Pique n' your interest 

Apathy now!

My generation, and the larger 18 to 35 demographic, has often been accused of being apathetic – "having or showing no emotion or interest," according to the Canadian Oxford Dictionary – especially around election time.

We are constantly reminded that democracy is a hard-earned privilege not a natural right – a muscle that has to be exercised regularly if we don’t want to lose it to atrophy. And if you don’t vote, then you can’t criticize.

In the November 2000 federal election, only one in four Canadians that turned 18 that year bothered to return their voter cards to Elections Canada, and a fraction of that number actually turned up at the polls.

Voter turnout is in decline in most democracies, and while younger people have always been less likely to vote, there is a growing sense that apathy is at its worst.

Drastic measures have been taken to get young people to the polls.

In Australia, you have to register at the age of 18 and vote in all federal elections, or face a fine of $50 each time.

In the U.S., MTV and various politicians have attempted to "Rock the Vote" to increase turnout. It didn’t work. The Green Party and Ralph Nader held huge rallies in the 2000 election with all-star line-ups like Pearl Jam frontman Eddie Vedder that attracted huge turnouts, but despite strong polling before the election, those votes didn’t materialize on election day.

In Canada, only 61 per cent of registered voters turned out for the last election. The Liberal Party won a huge majority in Parliament with 5.3 million votes, while 8.2 million eligible voters sat at home and watched hockey.

To put those numbers into perspective, the CBC estimates that 10.6 million viewers tuned in to watch Canada take on the U.S. for the gold medal in Olympic hockey.

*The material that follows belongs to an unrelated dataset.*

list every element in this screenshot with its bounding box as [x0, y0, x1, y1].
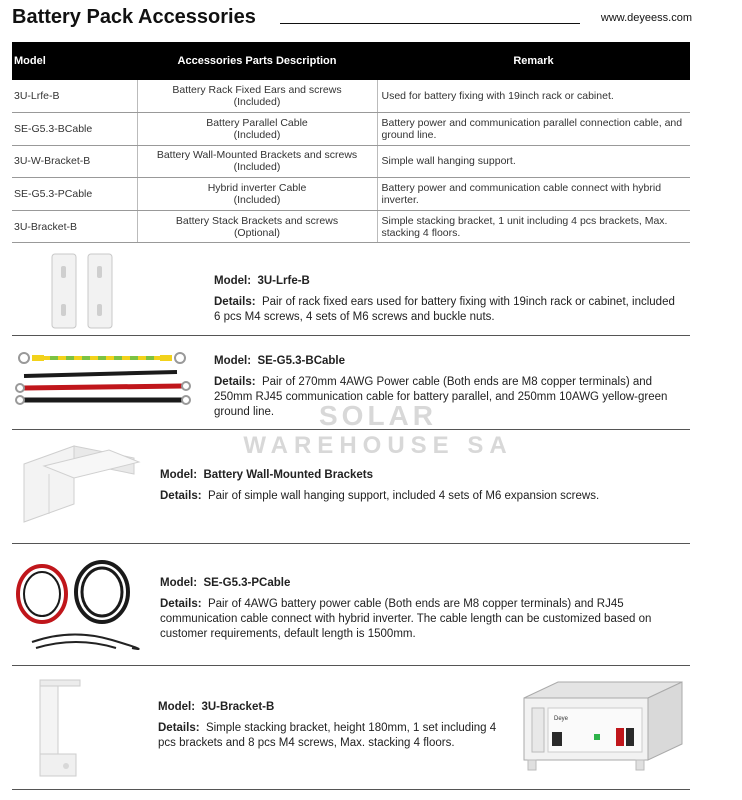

Some critics claim that the education system isn’t doing enough to teach Canadians about citizenship, and the importance of voting. Others are calling for an overhaul of the whole political system in Canada, with ideas for creating an elected senate and switching to proportional representation in the house – other experiences in proportional representation in New Zealand and elsewhere have resulted in higher voter interest.

One thing is for certain, and that is candidates will continue to target young people with their campaigns, and will continue to pay the price for being naïve enough to count on a bunch of slackers. Still, you can’t blame them for trying.

We are a huge demographic, with enough collective power to elect any candidate or part we chose to back. If every young person who was eligible voted, there would be a viable three-party system in the U.S. by now, and members of the Green Party would probably be in provincial legislatures and Parliament in Canada.